When my son was still at home and building models, he used to tell me how enjoyable the Academy/Hobbycraft Me-109 variants were. He built several of them, and I decided that at some point I’d build one too.

One of his favorites was the Avia S-199, a Czech built Messerschmitt copy with a Junkers Jumo engine, made famous as the first fighter of the Israeli Air Force.

Though this is an older kit, it is a great build. It’s a no drama, glue and paint build that keeps a modeler sane in the hobby.

The kit cockpit is fairly basic, so I decided to use a True Details resin cockpit. The cockpit looked really nice, but as with so many resin cockpits, it was a “politician’s promise”. Sounds good at first, but in reality… not so much.

The sidewalls fit in pretty nicely, and the floor did too. But I made the mistake of using the aftermarket instrument panel- one of those photoetch and film monstrosities that I can never actually get glued in. It finally dawned on me to mount it to the sanded down kit IP, and use that as the mounting point. That little change worked out well. I also should have ordered a seat from Ultracast… dealing with the photoetch belts of the True Details set was another pain. (And I prefer pain free modeling…)

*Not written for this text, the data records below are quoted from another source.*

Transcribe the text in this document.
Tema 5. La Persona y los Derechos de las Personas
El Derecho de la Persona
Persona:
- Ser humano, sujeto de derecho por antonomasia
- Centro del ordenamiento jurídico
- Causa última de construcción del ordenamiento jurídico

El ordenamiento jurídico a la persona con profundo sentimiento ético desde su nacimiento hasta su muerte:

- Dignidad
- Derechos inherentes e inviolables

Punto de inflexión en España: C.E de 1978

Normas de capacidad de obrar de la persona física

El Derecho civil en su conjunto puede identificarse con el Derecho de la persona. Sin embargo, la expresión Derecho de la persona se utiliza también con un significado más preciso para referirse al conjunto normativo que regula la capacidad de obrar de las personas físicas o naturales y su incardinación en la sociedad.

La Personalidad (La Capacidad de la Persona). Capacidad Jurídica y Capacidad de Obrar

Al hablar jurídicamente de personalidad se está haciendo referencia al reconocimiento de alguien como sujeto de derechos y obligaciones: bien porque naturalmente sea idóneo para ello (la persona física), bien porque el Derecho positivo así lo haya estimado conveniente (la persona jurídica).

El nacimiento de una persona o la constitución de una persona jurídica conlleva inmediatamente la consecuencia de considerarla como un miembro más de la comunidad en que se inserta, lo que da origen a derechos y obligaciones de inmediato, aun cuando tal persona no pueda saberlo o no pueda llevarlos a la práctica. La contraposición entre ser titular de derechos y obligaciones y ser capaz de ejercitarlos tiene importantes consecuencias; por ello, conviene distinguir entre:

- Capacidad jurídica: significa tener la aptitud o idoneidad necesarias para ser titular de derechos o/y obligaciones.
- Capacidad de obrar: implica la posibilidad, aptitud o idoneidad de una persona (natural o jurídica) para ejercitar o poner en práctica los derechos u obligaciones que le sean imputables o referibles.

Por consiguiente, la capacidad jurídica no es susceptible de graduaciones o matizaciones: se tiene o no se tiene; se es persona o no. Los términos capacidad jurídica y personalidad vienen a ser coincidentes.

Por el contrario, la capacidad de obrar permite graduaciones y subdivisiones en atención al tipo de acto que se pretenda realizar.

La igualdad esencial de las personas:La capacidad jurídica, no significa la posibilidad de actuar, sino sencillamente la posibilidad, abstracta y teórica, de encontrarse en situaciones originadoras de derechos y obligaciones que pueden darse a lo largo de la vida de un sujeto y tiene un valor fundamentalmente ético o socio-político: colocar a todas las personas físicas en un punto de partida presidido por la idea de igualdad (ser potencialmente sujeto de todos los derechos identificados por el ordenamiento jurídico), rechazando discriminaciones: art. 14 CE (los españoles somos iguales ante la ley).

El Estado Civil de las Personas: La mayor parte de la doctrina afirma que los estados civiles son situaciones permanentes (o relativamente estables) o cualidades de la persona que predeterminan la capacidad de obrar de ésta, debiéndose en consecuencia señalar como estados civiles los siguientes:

Despite the little annoyances, I got it all stuffed into the fuselage, which closed up nicely. The wings were added next with no problems whatsoever. With the tailplanes added, the kit was ready for paint.

Not being familiar with the correct colors for an Israeli Avia S-199, I did a little research. After reading many discussions about exactly what it was, I finally came across a bit of info I thought made sense- mix Tamiya XF-22 and XF-49, add a few drops of white and call it done. I don’t know if the color is correct, but I know it was easy to mix, and I had the paints on hand. Good enough for me!

After painting, I did some light paint chipping, a few oil streaks, and gave it a gloss coat of Future. I used the kit decals, and I was quite pleased at how nicely they worked. Not quite Cartograph, but if every kit had decals like this, I’d never complain.

The decals were sealed with more Future, a few more weathering touches were added, the dangly bits glued in place, and I called it done.

I really, really enjoyed building this kit, and I can highly recommend it to anyone at any skill level.